The workshop is part of an ongoing partnership between Alabama Power and the Alabama Bass Trail’s high school fishing series. The company’s stewardship team provides opportunities for students to collect the “conservation hours” they need to qualify for grants from the Bass Trail’s Service Hours Grant Program through workshops and participation in Renew Our Rivers cleanups.

“We are conservationists at heart,” said Kay Donaldson, program director for the Alabama Bass Trail.

“We want to take care of the lakes and we believe one way of doing this is by teaching kids from a young age what is environmentally sound and how to be environmentally sound in a safe way. These are good, solid efforts to revitalize areas of Alabama Power’s lakes.”

During the workshop, students learned to build FADs from environmentally friendly and naturally occurring materials – ground limestone and sand to create concrete, and invasive bamboo harvested from Alabama Power property.

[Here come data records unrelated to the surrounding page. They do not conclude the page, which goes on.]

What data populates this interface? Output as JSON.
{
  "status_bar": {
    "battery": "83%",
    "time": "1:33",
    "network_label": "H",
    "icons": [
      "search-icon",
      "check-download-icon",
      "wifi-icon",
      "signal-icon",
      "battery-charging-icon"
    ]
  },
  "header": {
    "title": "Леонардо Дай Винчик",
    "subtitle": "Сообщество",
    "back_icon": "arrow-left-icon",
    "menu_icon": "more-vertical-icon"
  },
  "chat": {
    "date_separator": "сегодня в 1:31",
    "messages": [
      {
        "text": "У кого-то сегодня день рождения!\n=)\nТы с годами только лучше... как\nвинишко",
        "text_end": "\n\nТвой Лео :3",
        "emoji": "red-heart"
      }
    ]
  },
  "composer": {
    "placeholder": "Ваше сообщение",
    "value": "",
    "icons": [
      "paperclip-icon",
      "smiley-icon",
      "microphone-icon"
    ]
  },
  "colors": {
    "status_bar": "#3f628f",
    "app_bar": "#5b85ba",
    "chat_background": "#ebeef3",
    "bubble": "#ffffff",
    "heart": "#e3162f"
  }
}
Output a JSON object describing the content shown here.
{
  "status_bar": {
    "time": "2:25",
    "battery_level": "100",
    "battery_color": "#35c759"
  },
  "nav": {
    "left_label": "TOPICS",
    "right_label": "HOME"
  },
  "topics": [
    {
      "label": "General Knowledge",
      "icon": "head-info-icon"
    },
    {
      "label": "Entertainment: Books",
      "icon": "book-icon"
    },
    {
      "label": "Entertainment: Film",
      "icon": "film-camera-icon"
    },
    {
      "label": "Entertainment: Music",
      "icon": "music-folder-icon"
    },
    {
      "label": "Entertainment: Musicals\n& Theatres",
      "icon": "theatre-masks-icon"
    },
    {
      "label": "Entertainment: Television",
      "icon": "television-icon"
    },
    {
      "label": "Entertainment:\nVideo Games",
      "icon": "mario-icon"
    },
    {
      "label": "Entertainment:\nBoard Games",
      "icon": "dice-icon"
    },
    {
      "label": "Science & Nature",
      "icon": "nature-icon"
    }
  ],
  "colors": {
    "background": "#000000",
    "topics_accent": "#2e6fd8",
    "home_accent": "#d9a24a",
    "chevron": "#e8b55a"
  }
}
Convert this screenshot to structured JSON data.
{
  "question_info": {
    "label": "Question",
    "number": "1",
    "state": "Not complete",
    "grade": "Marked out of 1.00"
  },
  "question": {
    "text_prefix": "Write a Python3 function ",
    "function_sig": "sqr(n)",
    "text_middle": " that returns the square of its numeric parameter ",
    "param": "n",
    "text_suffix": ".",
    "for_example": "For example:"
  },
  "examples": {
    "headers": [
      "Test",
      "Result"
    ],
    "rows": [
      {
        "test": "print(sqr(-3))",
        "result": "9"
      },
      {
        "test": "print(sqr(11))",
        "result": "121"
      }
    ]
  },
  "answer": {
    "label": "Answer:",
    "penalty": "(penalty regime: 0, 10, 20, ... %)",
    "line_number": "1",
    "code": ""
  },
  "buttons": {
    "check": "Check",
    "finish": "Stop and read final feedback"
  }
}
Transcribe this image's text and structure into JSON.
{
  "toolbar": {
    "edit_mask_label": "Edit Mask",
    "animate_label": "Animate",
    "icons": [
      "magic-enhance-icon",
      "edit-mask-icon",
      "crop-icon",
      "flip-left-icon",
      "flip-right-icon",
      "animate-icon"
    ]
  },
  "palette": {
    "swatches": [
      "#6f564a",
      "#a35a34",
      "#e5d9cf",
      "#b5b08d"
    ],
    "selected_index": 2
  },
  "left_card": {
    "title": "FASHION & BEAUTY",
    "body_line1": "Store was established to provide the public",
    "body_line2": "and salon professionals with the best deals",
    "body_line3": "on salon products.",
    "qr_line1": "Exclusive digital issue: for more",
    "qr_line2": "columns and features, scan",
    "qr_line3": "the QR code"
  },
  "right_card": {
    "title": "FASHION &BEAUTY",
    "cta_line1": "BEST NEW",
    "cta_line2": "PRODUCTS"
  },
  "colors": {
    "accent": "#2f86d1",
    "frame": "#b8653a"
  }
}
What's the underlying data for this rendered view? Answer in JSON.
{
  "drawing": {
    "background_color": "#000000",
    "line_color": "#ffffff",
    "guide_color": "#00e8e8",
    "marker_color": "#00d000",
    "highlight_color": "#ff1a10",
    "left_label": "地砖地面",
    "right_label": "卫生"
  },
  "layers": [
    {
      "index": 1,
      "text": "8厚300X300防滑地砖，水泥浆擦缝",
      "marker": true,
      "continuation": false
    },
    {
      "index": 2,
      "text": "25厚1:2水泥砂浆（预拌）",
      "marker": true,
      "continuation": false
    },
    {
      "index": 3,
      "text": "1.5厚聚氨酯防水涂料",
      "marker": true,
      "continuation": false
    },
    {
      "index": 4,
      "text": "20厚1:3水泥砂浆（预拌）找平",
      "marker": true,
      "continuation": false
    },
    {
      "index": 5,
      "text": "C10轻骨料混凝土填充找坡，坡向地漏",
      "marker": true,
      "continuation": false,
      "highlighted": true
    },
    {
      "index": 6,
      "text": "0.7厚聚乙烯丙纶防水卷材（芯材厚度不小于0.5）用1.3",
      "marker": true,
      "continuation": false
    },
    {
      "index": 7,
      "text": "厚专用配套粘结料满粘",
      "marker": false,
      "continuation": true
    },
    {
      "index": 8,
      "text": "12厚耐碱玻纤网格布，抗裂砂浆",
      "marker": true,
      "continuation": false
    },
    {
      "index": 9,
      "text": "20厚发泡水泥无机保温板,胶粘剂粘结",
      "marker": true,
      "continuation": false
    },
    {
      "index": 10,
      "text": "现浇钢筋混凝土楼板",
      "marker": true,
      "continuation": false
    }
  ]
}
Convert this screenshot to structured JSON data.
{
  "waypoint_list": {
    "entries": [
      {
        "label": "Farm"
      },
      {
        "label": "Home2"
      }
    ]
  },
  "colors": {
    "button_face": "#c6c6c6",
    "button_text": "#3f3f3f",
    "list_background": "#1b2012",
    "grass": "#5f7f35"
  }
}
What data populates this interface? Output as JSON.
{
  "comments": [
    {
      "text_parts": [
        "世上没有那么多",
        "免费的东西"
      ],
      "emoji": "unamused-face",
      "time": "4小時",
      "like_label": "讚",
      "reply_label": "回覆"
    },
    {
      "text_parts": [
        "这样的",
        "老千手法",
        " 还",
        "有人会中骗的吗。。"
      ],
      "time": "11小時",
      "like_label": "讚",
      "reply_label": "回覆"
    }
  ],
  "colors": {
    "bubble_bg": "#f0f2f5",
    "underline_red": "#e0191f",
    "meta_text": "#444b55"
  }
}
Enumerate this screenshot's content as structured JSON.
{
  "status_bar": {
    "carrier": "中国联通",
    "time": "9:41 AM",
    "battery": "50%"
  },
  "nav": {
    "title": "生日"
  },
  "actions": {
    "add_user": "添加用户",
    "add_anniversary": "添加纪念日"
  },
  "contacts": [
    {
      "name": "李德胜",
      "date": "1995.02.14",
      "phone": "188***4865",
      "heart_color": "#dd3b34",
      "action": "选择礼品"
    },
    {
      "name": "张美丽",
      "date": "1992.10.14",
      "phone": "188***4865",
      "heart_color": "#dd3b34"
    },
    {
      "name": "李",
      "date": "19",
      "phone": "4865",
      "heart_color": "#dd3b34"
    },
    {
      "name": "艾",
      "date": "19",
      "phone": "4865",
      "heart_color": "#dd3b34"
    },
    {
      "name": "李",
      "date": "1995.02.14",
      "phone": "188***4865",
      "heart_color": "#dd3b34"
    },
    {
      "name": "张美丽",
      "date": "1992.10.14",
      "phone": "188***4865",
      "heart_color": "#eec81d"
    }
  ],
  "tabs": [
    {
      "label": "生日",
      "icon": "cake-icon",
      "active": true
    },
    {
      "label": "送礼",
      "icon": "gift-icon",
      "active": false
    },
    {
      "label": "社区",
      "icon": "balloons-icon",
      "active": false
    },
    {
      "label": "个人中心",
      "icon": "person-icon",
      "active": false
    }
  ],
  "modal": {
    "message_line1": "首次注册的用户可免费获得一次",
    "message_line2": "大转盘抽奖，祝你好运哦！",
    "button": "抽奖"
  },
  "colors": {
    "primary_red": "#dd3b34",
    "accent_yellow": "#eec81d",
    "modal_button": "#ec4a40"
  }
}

This fall, students will again partner with Alabama Power to help deploy the FADs they built, which will serve as artificial fish habitats in areas lacking undercover brush, providing fish a safe area and protection from the sun.

In addition to the workshop, Alabama Bass Trail student anglers kicked off the 15th year of Renew Our Rivers in January with the Cleanup Classic trash tournament, removing more than 5,000 pounds of trash from Lay Lake.

The partnership hosted a similar workshop for students in 2012, deploying 20 FADS into the Clear Creek area of Smith Lake.

During the past decade, Alabama Power and community partners have built and deployed more than 56,000 FADs in nine company reservoirs. Alabama Power discourages individuals from constructing or deploying FADS on their own. There is a risk of danger if not planted properly as the FAD could float to the surface and become a hazard to boats.